Dan dalam konsepsi modern dewasa ini, pengertian benda termasuk juga modal, piutang, keuntungan , dan jasa.

G.          ASAS-ASAS PERJANJIAN

Hukum perjanjian mengenal beberapa asas penting yang merupakan dasar kehendak para pihak dalam mencapai tujuannya. Asas-asas yang terdapat dalam hukum antara lain sebagai berikut:

a.      Asas Kebebasan Berkontrak
         Dengan adanya asas ini dalam hukum perjanjian maka setiap orang bebas untuk mengadakan perjanjian apapun baik yang sudah diatur, maupun yang belum diatur dalam undang-undang. Ketentuan mengenai asas ini dicantumkan dalam Pasal 1338 ayat (1) KUHPerdata yang berbunyi "Semua persetujuan yang dibuat secara sah berlaku sebagai undang-undang bagi mereka yang membuatnya". Asas kebebasan berkontrak dalam hal ini bukan berarti tidak ada batasannya sama sekali, melainkan kebebasan seseorang dalam membuat perjanjian tersebut hanya sejauh perjanjian yang dibuatnya tidak bertentangan dengan kesusilaan, ketertiban umum dan undang-undang.



b.      Asas Konsensuil
Konsensuil berasal dari bahasa latin yaitu consensus yang berarti sepakat. Menurut asas ini, perjanjian itu terjadi sejak saat tercapainya kata sepakat antara para pihak mengenai pokok perjanjian. Sejak itu perjanjian mengikat dan mempunyai akibat hukum.

c.       Asas Itikad Baik
Perjanjian ini dijelaskan baik dapat dibedakan obyektif. Itikad baik, hal ini dijelaskan dalam Pasal 1338 ayat (3) KUHPerdata. Itikad baik dapat dibedakan antara itikad baik subyektif dan obyektif. Itikad baik subyektif dapat diartikan sebagai kejujuran seseorang dalam melakukan suatu perbuatan hukum yaitu yang terletak pada sikap batin seseorang pada waktu dilakukan perbuatan hukum. Sedangkan itikad baik obyektif artinya pelaksanaan suatu perjanjian harus didasarkan pada norma kepatutan atau apa saja yang dirasakan sesuai dengan nilai kepatutan dalam masyarakat.

d.      Asas Obligator
         Asas ini mengandung arti bahwa perjanjian yang dibuat oleh pihak-pihak itu baru dalam taraf menimbulkan hak dan kewajiban saja, bukan memindahkan Hak Milik. Hak Milik baru dapat berpindah bila dilakukan dengan perjanjian yang bersifat kebendaan.

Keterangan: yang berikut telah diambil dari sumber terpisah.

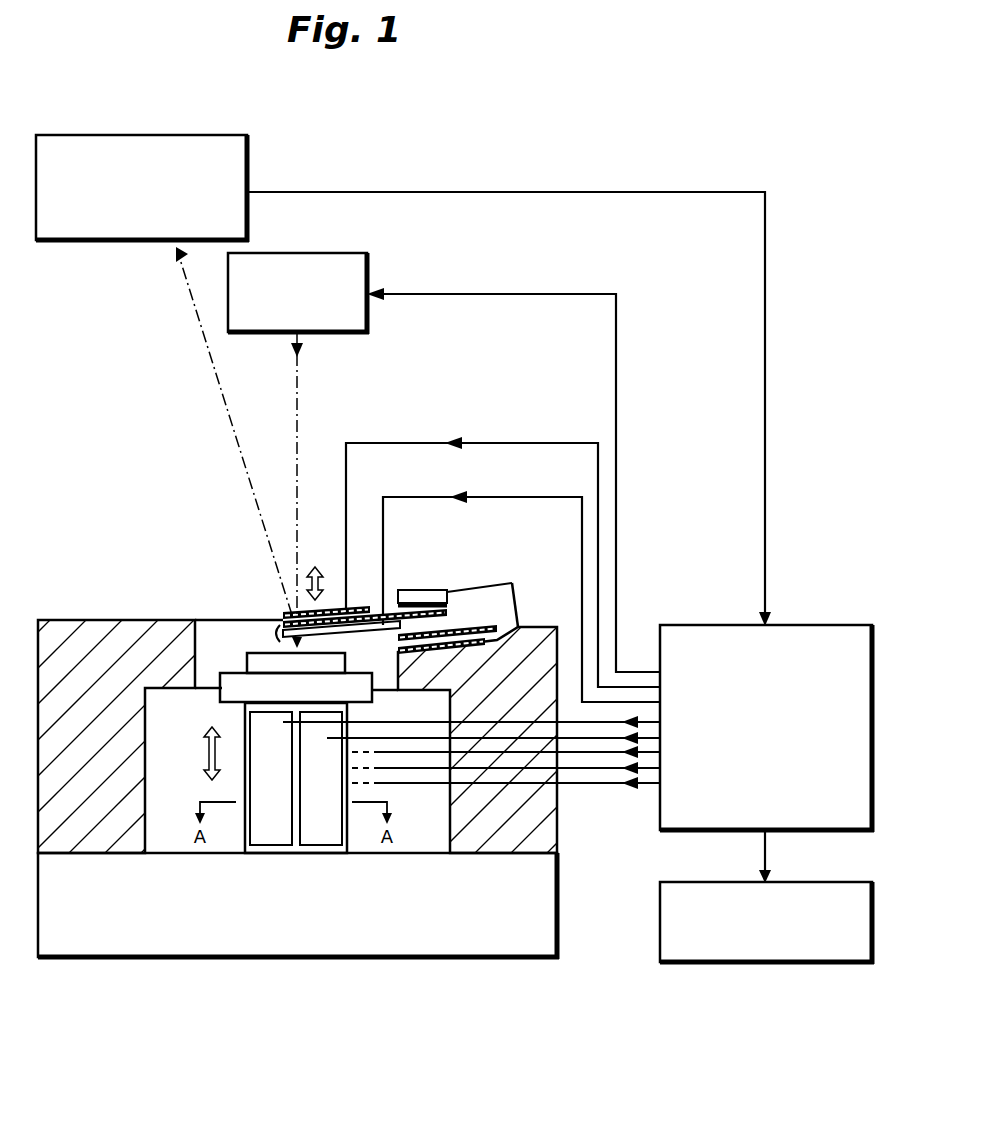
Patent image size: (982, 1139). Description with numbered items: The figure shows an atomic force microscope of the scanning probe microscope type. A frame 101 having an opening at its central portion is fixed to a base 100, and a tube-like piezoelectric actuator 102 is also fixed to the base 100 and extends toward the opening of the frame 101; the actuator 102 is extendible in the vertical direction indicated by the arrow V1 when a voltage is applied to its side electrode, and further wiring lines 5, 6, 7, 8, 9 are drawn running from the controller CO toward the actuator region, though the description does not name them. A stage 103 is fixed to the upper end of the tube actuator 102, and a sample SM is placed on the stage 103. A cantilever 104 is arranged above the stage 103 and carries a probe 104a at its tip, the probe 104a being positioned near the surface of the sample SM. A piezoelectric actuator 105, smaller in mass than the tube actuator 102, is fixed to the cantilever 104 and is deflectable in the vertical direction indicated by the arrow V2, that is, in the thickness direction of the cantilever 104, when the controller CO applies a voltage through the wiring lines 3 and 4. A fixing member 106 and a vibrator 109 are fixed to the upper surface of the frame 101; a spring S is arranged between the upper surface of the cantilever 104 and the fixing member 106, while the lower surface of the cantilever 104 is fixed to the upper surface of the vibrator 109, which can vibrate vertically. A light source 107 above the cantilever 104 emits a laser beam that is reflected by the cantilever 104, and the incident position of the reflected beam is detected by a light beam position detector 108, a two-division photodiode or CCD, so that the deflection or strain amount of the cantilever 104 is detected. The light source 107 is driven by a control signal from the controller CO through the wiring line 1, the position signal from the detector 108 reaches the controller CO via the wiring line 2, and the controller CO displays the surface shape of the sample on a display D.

The wiring line 1 is at (617, 355).
The wiring line 2 is at (766, 278).
The wiring line 3 is at (511, 443).
The wiring line 4 is at (521, 497).
The scanner drive line 5 is at (380, 722).
The scanner drive line 6 is at (425, 738).
The scanner drive line 7 is at (414, 752).
The scanner drive line 8 is at (578, 770).
The scanner drive line 9 is at (605, 785).
The base 100 is at (125, 960).
The frame 101 is at (68, 620).
The tube-like piezoelectric actuator 102 is at (245, 713).
The stage 103 is at (222, 673).
The cantilever 104 is at (452, 622).
The probe 104a is at (283, 633).
The piezoelectric actuator 105 is at (372, 598).
The fixing member 106 is at (513, 586).
The light source 107 is at (352, 253).
The light beam position detector 108 is at (249, 178).
The vibrator 109 is at (510, 633).
The spring S is at (430, 604).
The sample SM is at (258, 653).
The controller CO is at (796, 625).
The display D is at (660, 912).
The arrow V1 is at (206, 755).
The arrow V2 is at (326, 570).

H.          PRESTASI & WANPRESTASI

Prestasi[8] adalah sesuatu yang wajib dipenuhi oleh debitur dalam setiap perjanjian. Prestasi adalah objek perjanjian dan menurut Pasal 1234 KUHPerdata umumnya ada tiga kemungkinan wujud prestasi yaitu:
1.      memberikan sesuatu[9];
2.      melakukan sesuatu;
3.      tidak melakukan sesuatu.
Prestasi sebagai objek perjanjian untuk dapat dipenuhi, maka perlu diketahui sifat-sifatnya yaitu:
1.      Prestasi harus sudah tertentu atau dapat ditentukan;
2.      Prestasi tersebut harus mungkin untuk dipenuhi;
3.      Prestasi harus halal;
4.      Prestasi harus bermanfaat bagi kreditor;
5.      Prestasi terdiri atas satu perbuatan atau serentetan perbuatan.

Wanprestasi, berarti tidak memenuhi kewajiban yang telah disepakati dalam perjanjian. Tidak dipenuhinya kewajiban oleh debitur karena dua kemungkinan yaitu:
1.      karena kesalahan debitur, baik karena sengaja maupun lalai;
2.  karena keadaan memaksa (force majeur)[10], diluar kemampuan debitur. Jadi, debitur tidak bersalah.

Dalam hal menentukan seorang debitur bersalah atau tidak perlu ditentukan dalam keadaan bagaimana debitur wanprestasi dan dalam hal ini terdapat tiga keadaan[11], yaitu:
1.      debitur tidak memenuhi prestasi sama sekali;
2.      debitur memenuhi prestasi, tetapi tidak baik atau keliru;
3.      debitur memenuhi prestasi tetapi tidak tepat waktu atau terlambat[12].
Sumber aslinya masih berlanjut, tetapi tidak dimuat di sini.